After reviewing the detailed log of hours and tasks submitted by Defendants, the Court finds that the accounting of time spent on various litigation-related tasks over the last five years to be sufficiently detailed and reasonable. Accordingly, the Court grants Defendants' Petition for Attorneys' Fees, and finds that the amount of $163,150.00 should be taxed against Plaintiffs. As explained below, Plaintiff Bogdan is solely responsible for $23,200.00; Plaintiff Barr-Carr is solely responsible for $14,537.50, and both Plaintiffs are jointly and severally liable for $125,412.50. The fees are allocated as follows:
This amount reflects corrections to arithmetic errors in the Defendants' Petition for Attorney's Fees. When calculating hours for Mr. Zinder, this Court comes to 454.05 hours — not 453.05. Therefore, Mr. Zinder should receive an additional $250.
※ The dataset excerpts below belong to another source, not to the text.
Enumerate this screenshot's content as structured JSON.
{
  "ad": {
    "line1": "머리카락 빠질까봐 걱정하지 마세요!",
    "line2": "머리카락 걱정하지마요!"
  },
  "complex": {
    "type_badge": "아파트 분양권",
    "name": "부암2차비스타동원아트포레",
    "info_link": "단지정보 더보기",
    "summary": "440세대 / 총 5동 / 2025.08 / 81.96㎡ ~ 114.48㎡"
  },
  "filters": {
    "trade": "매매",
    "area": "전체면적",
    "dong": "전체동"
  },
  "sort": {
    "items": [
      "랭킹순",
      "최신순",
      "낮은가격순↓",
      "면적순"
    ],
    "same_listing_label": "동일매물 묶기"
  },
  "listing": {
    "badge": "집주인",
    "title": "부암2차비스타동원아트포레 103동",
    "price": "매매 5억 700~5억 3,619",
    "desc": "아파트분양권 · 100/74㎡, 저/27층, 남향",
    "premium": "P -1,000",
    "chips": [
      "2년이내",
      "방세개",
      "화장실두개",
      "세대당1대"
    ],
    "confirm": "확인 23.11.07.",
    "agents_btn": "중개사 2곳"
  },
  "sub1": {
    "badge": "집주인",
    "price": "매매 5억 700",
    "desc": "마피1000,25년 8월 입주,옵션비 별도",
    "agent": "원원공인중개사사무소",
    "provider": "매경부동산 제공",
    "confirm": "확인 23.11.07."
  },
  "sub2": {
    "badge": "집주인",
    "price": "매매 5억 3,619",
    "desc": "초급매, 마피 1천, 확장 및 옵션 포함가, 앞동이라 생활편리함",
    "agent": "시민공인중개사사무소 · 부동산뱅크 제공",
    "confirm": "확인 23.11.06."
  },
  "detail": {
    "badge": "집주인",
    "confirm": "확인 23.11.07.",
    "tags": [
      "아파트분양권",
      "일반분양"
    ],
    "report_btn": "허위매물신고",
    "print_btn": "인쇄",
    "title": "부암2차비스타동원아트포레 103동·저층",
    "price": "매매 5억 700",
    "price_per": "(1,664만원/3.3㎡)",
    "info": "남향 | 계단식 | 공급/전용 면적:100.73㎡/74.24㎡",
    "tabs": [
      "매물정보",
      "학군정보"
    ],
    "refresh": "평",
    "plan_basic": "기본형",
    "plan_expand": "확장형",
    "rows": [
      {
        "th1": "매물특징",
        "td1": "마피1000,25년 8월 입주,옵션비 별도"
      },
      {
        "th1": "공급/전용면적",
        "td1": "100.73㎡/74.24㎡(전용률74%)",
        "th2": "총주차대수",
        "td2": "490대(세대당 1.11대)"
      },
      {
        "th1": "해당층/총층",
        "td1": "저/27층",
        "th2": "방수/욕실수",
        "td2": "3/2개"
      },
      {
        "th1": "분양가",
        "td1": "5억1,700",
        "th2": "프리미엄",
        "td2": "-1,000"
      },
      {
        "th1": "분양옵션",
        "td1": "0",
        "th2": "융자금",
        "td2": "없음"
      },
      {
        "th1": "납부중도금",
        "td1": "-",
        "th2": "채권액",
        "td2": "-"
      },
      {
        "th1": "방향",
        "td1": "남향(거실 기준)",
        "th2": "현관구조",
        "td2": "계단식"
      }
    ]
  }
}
PARTY Zinder City of Chicago TOTAL
Bogdan $ 19,887.50 $ 3,312.50 $ 23,200.00 Barr-Carr $ 13,112.50 $ 1,425.00 $ 14,537.50 Joint/Several $ 80,512.50 $44,900.00 $125.412.50 TOTAL $113,512.50 $49,637.50 $163,150.00 CONCLUSION
While Defendants' total for Mr. Zinder comes to $113,262.50, this Court's total comes to $113,512.50, which reflects the additional hour (at $250.00).
For the reasons set forth above, Plaintiff Bogan owes Defendants $3,304.56 in costs and $23,200.00 in attorneys' fees. Plaintiff Barr-Carr owes Defendants $3,871.56 in costs and $14,537.50 in attorneys' fees. Both Plaintiffs are jointly and severally liable for $12,343.91 in costs and $125,412.50 in attorneys' fees.
IT IS THEREFORE ORDERED that Defendants' Bill of Costs be, and the same hereby is, GRANTED in the amount of $19,520.03.
IT IS FURTHER ORDERED that Defendant's petition for attorneys' fees be, and the same hereby is, GRANTED in the amount of $163,150.00.